At home there were no books. From October 1 until June 1 I was at home with my grandparents, one of whom knew no English, and the other of whom could neither read nor write English. As far as vocabulary is concerned, I was never taught vocabulary in high school, and we used a limited vocabulary at home. I was culturally deprived. I had never seen an opera, been to a play on Broadway, heard a symphony orchestra, gone to a New York City museum and had hardly ever been to the movies. For example, in my sophomore year in college we took an examination and the question was: "Who of the following was a leptosome (a tall thin person)?" The names they gave were Alan Ladd, Spencer Tracy, Edward G Robinson and Jimmy Stewart. Unlike most Americans, I actually knew what a leptosome was, but had never heard of Jimmy Stewart. So I got that one wrong.
I was a rural country boy and the vast majority of the freshmen were city kids. There was a vast difference between us. They were better educated and more culturally aware of what was happening. For example, when they talked about taking ashes out of apartment houses through the basement, I had no idea what they were talking about. There were certain things that they knew that nobody else knew. For example, one day in math class we were doing sequences, and someone brought in the sequence: 14, 34, 42, and asked "what's the next number?" The New York City students got the answer right away. Try as I might, I couldn't get anywhere with it. (See the end of essay for the correct answer.)
I did not own a typewriter, nor did I have access to one, so I printed all my assignments in pen. My professors would have preferred that all my work be typed. I had a major problem with my English professor. I received a C+ on the first composition I handed in. After that no matter how well I wrote my composition, I always received a C+. Sometime around Thanksgiving I found that he was writing extensive comments on typed work, whereas he had been putting only perfunctory check marks on mine. I decided to see whether he was really reading my work. One of the assignments was to write a book review. As an experiment, I copied down, word for word, the review of this book in the New York Times Book Review. When I got back my graded paper, I learned that my professor had given the New York Times a grade of C+ for their work.

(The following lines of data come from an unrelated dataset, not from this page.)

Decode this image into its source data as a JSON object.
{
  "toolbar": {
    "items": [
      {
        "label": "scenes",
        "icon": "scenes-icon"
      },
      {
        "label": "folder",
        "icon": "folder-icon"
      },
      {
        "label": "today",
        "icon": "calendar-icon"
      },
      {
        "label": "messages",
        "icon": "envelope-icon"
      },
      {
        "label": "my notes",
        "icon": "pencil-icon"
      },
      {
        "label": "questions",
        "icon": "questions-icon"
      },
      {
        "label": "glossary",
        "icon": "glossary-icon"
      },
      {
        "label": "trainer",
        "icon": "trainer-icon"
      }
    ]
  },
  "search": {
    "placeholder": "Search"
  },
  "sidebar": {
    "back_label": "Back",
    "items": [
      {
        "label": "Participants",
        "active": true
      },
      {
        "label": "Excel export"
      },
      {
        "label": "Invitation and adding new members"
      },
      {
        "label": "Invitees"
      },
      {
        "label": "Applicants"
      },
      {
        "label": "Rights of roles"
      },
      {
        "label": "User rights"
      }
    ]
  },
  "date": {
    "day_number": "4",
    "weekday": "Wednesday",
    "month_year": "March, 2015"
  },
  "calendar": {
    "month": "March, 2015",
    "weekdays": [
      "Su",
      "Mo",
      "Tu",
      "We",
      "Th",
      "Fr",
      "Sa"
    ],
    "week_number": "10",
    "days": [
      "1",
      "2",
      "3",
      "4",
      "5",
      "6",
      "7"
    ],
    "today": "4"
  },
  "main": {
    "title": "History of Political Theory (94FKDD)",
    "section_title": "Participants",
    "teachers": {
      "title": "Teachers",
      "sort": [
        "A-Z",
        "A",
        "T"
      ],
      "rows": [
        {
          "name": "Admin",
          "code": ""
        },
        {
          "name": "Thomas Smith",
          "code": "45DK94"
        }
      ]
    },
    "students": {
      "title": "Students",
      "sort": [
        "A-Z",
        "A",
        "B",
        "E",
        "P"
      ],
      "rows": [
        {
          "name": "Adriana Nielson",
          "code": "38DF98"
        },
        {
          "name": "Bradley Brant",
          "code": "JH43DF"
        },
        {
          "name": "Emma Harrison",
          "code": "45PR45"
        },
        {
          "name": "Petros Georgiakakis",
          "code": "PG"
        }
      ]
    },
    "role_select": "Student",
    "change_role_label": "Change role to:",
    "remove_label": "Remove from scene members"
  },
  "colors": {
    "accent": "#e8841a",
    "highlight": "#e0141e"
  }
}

So I blundered through my freshman year undereducated, with a language and vocabulary deficit, and a time management problem. By the sophomore year I had become acclimated to city life and adjusted to the demands of the professors and the university. My grades started to improve.
By the way, the numbered sequence represents the express stops on the uptown Seventh Avenue subway line in Manhattan. In 1947 the next number would have been 72. Now it would be 59.